Whilst numerous books have been written on the subject of culture, there are usually some exceptions to the rules, and at a first glance a plant may be seen growing in a position not recommended in the Handbooks, but a careful study often reveals that, perhaps in an adjoining property a tree provides some protection against late afternoon sun, the house, particularly if more than one story, or even a group of trees on the other side of the street may again provide some shade and break the force of the wind.
It is interesting that a particular rhododendron may vary considerably in well being and healthiness, often in reasonably close proximity, but a careful study will generally reveal some factor causing the inconsistency.

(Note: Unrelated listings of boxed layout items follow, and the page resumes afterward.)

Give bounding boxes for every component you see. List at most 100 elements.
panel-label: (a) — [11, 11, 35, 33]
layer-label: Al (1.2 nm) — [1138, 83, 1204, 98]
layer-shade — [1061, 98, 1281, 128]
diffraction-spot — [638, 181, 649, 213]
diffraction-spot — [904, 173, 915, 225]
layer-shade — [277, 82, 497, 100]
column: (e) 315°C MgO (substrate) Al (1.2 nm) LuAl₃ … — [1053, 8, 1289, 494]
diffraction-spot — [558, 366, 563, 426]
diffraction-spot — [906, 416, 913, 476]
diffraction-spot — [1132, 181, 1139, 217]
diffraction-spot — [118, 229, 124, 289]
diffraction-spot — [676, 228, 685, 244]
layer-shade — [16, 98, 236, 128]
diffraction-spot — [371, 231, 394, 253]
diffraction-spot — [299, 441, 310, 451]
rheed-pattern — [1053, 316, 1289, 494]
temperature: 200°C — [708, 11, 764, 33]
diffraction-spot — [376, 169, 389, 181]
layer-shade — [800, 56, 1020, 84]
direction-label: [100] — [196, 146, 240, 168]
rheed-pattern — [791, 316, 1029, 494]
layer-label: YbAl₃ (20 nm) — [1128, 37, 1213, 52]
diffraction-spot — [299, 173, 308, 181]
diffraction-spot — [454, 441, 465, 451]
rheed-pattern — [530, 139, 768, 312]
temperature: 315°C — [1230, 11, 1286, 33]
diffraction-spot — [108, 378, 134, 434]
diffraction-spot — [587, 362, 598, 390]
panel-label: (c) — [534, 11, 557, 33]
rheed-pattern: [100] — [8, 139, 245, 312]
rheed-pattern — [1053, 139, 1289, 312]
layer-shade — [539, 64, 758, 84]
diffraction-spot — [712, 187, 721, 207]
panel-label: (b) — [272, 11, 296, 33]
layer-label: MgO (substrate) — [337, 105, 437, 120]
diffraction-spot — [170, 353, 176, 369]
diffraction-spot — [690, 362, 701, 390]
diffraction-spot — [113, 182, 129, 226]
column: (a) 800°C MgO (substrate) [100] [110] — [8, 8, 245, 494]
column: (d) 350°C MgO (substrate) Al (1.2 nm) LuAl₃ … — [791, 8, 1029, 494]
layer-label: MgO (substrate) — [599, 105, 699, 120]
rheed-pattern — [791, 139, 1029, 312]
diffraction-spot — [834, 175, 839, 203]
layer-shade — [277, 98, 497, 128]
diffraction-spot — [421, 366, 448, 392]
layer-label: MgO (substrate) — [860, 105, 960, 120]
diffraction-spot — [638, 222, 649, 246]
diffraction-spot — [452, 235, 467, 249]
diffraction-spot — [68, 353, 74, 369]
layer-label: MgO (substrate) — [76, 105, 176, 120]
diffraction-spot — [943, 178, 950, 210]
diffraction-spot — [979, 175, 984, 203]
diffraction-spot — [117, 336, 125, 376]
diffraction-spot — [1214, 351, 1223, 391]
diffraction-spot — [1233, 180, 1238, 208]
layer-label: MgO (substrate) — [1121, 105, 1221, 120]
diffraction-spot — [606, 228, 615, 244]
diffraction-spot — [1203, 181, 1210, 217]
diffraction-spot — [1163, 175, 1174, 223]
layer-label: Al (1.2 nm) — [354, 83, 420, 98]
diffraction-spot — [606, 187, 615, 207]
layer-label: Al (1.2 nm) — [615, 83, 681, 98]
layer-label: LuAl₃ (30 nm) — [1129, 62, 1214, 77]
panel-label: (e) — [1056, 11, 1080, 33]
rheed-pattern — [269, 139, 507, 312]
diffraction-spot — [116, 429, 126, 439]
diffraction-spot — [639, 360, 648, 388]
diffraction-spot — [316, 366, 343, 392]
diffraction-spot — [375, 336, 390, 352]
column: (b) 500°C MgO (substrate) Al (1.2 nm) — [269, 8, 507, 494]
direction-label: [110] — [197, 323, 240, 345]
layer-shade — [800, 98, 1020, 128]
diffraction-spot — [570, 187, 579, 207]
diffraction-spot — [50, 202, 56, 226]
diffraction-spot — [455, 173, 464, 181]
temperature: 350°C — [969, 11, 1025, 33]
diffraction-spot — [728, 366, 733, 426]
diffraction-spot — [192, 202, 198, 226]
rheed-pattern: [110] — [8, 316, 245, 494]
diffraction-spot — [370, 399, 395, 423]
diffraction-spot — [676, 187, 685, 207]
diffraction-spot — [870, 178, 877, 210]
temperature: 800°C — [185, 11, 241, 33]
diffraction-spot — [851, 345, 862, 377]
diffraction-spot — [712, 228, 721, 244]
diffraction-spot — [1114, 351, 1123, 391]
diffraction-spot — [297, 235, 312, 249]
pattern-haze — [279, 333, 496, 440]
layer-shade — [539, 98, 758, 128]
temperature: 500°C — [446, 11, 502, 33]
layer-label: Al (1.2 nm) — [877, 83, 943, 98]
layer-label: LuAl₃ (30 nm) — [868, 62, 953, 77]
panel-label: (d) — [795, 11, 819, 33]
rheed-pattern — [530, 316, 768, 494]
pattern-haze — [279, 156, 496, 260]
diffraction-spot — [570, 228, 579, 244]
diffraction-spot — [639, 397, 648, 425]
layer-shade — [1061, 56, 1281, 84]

Extensive garden visits are a regular feature in England, and an indication of the popularity of these outings may be gained by a study of the R.H.S. Yearbooks as well as the Rhododendron and Camellia Group Newsletters. Visits to the National Rhododendron Garden at Olinda are a popular outing in the spring, and the Species Study Group meets regularly to have general discussions on the many species in the garden. Recently, whilst going through my slides to make a selection for a special Study Group meeting, I was particularly taken with a group of three species, a description of which follows:
Subsect. Lapponica, R. hippophaeoides var. hippophaeoides, which has been tastefully sited in a prominent position in one of the rock gardens, where it stands out like a sentinel and attracts considerable attention with its acridly aromatic green leaves and powder blue flowers.
Collected in Yunnan at 9/11,000 feet, where it is often found in boggy ground, the leaves, as the specific name indicates are the shape and color of sea buckthorn.
Next, Subsect. Maculifera, R. morii, a shrub of up to 25 feet, collected in Formosa (now Taiwan), 6/10,000 feet, attracts attention when in flower, up to 15 in a loose truss, white flushed rose, widely campanulate. A very beautiful rhododendron.
And, finally, Subsect. Tephropepla, R. tephropeplum, an attractive small shrub, usually from 3 to 6 feet tall, with good dense foliage, slightly scaly above, glaucous and with dense black scales beneath. Flowers in trusses 3/9, tubular campanulate, pink or reddish purple, occasionally perfumed. Collected S. E. Tibet, Yunnan and Assam, 8,000 to 14,000 feet.
Once having watched a group of rhododendrons as just described progress through the bud stage, and finally the flowers appear, to be admired and photographed, there is little chance of not being able to identify them on some future occasion.
Nurserymen have the advantage in this respect as they are handling rhododendrons every day of the week; nevertheless, there are several nurserymen members of the Species Study Group at Olinda, which can only be an advantage as it widens the spectrum of knowledge within the group.